Le système redémarre, il faut retirer le cd, et le laisser démarré, le système est de nouveau opérationnel, il reste peut etre des données sur bandes a restaurer.

Je vais refaire des test sur certains parametres qui sont apparus depuis ma derniere utilisation et je complèterai ce how-to. S'il peut se montrer un peu lent pour sauvegarder une station de travail, il est parfait pour des serveur dédiés a une tache que l'on veut pouvoir restaurer rapidement suite a un incident disque ....
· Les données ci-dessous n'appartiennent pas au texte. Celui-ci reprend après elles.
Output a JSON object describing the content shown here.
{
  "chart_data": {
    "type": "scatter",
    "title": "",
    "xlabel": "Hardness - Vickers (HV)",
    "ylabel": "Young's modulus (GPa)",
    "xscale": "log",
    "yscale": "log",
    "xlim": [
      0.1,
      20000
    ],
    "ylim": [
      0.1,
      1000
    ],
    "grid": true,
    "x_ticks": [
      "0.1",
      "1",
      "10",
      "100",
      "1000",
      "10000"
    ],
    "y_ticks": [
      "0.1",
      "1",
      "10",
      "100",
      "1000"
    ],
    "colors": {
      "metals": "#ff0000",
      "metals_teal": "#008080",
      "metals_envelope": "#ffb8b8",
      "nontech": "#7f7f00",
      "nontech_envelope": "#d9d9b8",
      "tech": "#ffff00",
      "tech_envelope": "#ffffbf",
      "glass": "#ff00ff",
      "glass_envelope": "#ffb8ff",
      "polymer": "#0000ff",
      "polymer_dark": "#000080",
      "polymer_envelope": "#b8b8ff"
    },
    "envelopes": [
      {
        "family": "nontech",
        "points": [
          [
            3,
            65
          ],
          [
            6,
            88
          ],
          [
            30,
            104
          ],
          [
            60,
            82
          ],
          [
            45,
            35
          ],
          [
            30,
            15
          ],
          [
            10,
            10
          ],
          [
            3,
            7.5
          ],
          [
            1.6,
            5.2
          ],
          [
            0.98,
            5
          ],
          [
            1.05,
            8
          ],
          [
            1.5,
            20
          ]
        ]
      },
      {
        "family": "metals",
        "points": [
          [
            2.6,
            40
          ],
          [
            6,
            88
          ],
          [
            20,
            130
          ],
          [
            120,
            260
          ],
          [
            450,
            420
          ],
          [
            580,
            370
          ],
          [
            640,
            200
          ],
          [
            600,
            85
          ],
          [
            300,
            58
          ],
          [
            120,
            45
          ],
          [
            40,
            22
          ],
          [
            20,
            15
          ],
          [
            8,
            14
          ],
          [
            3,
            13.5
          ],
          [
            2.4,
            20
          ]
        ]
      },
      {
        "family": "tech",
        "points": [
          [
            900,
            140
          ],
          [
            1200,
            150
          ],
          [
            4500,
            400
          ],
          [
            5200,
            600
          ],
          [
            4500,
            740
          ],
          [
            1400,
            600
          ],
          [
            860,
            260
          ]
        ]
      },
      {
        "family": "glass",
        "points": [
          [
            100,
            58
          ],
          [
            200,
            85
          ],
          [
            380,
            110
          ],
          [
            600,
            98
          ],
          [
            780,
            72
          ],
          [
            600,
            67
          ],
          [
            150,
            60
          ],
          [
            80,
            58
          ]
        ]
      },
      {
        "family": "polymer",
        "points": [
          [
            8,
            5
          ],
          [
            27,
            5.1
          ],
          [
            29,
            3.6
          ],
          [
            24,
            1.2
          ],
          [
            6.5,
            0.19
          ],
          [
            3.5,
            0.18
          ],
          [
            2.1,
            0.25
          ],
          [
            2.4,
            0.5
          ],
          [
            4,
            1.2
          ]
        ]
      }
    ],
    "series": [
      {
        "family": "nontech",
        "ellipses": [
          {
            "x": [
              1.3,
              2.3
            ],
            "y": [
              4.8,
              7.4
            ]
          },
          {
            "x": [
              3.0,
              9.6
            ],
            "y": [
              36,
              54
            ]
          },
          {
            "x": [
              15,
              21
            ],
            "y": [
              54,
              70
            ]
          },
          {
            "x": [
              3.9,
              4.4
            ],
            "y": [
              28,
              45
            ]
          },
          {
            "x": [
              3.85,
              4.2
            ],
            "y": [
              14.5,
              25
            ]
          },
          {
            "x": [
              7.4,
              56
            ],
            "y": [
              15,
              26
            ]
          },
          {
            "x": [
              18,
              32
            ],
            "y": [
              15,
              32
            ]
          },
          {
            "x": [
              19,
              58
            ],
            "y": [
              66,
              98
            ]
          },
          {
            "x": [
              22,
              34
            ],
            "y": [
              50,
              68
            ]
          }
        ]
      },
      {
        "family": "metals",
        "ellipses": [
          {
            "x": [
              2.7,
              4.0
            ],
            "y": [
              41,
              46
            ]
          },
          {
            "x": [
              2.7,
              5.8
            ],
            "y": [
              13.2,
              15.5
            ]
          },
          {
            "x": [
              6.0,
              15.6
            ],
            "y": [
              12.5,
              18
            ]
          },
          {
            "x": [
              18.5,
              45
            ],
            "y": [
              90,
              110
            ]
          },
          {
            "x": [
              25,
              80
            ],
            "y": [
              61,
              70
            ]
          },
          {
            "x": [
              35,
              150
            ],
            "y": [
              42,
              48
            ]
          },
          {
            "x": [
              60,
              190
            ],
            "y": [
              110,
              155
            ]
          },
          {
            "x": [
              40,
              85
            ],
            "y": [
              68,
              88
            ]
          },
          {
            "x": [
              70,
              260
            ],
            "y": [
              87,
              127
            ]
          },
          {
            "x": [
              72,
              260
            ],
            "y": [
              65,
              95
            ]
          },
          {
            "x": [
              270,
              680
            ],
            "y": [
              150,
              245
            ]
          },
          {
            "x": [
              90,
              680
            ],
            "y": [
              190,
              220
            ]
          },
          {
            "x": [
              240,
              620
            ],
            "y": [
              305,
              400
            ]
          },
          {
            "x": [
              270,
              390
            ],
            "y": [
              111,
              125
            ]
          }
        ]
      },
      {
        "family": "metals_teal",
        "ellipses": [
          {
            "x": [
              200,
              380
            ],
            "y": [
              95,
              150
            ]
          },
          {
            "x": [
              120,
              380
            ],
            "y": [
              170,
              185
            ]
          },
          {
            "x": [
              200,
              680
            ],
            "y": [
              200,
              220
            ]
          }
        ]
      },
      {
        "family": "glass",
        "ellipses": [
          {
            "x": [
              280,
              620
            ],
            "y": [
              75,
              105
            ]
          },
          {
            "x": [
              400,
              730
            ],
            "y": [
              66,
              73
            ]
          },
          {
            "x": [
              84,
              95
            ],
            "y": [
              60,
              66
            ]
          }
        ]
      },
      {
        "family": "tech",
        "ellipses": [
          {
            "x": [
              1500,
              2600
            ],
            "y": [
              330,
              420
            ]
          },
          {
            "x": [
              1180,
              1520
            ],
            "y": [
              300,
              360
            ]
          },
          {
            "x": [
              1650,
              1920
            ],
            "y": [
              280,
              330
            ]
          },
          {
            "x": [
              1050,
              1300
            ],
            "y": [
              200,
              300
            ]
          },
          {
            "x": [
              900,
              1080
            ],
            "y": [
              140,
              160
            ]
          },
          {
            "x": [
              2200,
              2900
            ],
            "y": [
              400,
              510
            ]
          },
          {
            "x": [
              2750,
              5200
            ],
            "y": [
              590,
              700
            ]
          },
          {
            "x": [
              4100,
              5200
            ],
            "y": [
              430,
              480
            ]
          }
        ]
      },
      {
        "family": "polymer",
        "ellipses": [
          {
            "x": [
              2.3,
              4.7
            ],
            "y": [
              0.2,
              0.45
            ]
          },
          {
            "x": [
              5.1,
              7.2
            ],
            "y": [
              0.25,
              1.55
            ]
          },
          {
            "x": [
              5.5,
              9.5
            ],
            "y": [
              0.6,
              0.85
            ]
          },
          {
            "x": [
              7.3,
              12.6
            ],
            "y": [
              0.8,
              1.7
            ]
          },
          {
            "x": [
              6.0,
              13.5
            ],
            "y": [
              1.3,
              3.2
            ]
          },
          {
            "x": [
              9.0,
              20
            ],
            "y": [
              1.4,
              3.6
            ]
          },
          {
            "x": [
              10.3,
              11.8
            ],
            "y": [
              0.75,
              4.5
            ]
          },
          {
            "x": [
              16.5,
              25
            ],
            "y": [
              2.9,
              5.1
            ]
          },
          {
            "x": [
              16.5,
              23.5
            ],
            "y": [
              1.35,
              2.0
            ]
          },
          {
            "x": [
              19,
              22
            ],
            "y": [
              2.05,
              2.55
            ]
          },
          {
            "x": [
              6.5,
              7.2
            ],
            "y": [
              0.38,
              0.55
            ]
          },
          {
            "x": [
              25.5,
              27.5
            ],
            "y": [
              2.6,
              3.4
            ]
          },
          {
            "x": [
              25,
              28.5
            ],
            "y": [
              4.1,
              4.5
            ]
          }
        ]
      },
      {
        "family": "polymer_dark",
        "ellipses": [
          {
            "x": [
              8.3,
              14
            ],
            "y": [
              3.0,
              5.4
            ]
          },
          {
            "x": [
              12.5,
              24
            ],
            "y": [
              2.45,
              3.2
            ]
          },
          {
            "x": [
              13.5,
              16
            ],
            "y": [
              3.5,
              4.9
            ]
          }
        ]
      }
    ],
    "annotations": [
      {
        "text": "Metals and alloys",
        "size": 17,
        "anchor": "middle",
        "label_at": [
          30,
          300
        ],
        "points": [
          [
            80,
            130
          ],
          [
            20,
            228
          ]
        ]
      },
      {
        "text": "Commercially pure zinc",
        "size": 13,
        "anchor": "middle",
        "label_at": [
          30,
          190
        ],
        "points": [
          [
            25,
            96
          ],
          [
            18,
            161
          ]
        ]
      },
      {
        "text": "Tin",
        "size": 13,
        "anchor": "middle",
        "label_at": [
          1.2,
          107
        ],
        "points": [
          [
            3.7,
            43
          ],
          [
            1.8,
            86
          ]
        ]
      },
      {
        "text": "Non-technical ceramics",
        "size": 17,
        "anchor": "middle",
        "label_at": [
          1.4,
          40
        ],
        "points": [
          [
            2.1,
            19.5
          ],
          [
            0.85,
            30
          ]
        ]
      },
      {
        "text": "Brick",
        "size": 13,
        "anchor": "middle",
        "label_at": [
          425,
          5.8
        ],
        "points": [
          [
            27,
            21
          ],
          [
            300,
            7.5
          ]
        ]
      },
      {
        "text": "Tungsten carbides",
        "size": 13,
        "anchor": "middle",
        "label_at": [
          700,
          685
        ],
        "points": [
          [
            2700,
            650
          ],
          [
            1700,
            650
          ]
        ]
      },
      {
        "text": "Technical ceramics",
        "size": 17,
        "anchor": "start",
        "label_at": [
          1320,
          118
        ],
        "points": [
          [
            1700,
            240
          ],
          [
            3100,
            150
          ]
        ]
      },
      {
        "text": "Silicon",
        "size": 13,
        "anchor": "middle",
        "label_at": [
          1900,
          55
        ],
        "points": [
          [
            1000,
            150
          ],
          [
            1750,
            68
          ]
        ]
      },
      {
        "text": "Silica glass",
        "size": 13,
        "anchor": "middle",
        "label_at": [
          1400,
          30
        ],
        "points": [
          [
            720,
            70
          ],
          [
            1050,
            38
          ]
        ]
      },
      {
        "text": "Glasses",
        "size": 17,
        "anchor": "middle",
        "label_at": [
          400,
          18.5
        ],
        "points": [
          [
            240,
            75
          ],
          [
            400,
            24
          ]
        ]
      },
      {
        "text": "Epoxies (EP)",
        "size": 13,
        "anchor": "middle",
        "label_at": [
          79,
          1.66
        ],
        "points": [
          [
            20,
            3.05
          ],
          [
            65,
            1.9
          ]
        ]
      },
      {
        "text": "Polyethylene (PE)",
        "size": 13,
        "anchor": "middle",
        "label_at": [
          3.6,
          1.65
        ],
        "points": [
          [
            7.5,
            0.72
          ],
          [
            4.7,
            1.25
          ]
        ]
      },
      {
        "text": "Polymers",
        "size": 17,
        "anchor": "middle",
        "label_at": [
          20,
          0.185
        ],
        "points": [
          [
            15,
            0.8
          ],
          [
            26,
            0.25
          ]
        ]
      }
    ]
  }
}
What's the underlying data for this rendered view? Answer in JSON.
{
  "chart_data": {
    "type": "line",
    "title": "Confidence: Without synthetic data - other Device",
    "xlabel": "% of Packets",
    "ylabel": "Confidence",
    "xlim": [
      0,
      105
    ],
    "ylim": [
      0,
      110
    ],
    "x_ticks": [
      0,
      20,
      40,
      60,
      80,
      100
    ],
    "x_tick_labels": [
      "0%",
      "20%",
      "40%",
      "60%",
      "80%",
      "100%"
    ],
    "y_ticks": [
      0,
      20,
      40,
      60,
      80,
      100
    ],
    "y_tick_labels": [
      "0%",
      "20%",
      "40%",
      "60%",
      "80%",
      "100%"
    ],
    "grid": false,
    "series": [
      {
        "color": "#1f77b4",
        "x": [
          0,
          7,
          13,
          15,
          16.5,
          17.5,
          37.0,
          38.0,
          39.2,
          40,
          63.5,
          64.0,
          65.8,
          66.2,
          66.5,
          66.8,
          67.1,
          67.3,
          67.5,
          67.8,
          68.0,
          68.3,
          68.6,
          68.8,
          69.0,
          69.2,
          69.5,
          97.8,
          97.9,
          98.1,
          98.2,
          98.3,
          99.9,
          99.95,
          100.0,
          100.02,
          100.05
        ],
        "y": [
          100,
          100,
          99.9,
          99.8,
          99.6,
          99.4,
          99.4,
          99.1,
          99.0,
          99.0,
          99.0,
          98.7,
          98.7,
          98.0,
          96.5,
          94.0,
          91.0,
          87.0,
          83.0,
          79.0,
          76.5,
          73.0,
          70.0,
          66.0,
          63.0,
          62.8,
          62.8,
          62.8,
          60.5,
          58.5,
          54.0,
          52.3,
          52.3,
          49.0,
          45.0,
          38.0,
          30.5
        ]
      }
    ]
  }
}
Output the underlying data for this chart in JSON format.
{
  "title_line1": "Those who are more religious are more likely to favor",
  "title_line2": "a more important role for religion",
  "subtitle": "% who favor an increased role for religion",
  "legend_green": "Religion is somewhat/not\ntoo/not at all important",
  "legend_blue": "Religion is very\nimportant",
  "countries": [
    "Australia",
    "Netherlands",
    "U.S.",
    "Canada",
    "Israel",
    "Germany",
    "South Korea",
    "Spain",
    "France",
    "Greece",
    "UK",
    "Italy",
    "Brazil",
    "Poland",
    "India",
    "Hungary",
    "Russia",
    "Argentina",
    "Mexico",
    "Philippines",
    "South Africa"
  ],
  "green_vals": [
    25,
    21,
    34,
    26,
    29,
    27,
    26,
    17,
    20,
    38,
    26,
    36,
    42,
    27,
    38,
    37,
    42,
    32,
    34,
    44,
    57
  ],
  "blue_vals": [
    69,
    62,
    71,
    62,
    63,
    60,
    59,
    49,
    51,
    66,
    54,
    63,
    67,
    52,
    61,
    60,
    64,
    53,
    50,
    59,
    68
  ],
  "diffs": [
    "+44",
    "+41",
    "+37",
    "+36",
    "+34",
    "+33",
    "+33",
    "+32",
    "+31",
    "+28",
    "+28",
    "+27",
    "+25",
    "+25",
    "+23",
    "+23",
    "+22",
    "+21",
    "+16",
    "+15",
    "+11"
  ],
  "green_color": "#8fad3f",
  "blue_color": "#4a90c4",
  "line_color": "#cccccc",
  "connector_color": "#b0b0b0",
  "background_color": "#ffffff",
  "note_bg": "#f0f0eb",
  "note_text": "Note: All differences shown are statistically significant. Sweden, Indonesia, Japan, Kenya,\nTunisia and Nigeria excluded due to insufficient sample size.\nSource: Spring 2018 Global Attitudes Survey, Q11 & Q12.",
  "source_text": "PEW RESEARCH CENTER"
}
Si des fois les explications on un peu l'air faite pour les neuneus (clavier qwerty, retirer le cd ...), c'est parce que j'avais le droit au test du couillon pour corriger mes fiches, et celui qui s'en chargeait en était un sacré de couillon  :Wink: 

----------

## marvin rouge

Merci bien pour ce [HOWTO].

J'ai juste une question: si j'ai bien compris, ce système restaure tes partitions à l'identique (option noresize); comment ça se comporte vis-a-vis d'un RAID soft ? Ca refait tes partitions sur les disques séparés sans problème ?

+

----------

## expl0rer

oui, il suffit que ce soit dans ton kernel (et ca on en est sur), je l'utlisais sur du raid 0 logiciel sans soucis, mais je vais compléter car certaines choses ont changé, comme l ajout d'un mode interactif qui permet de restaurer juste un repertoire ou l'on veut.

----------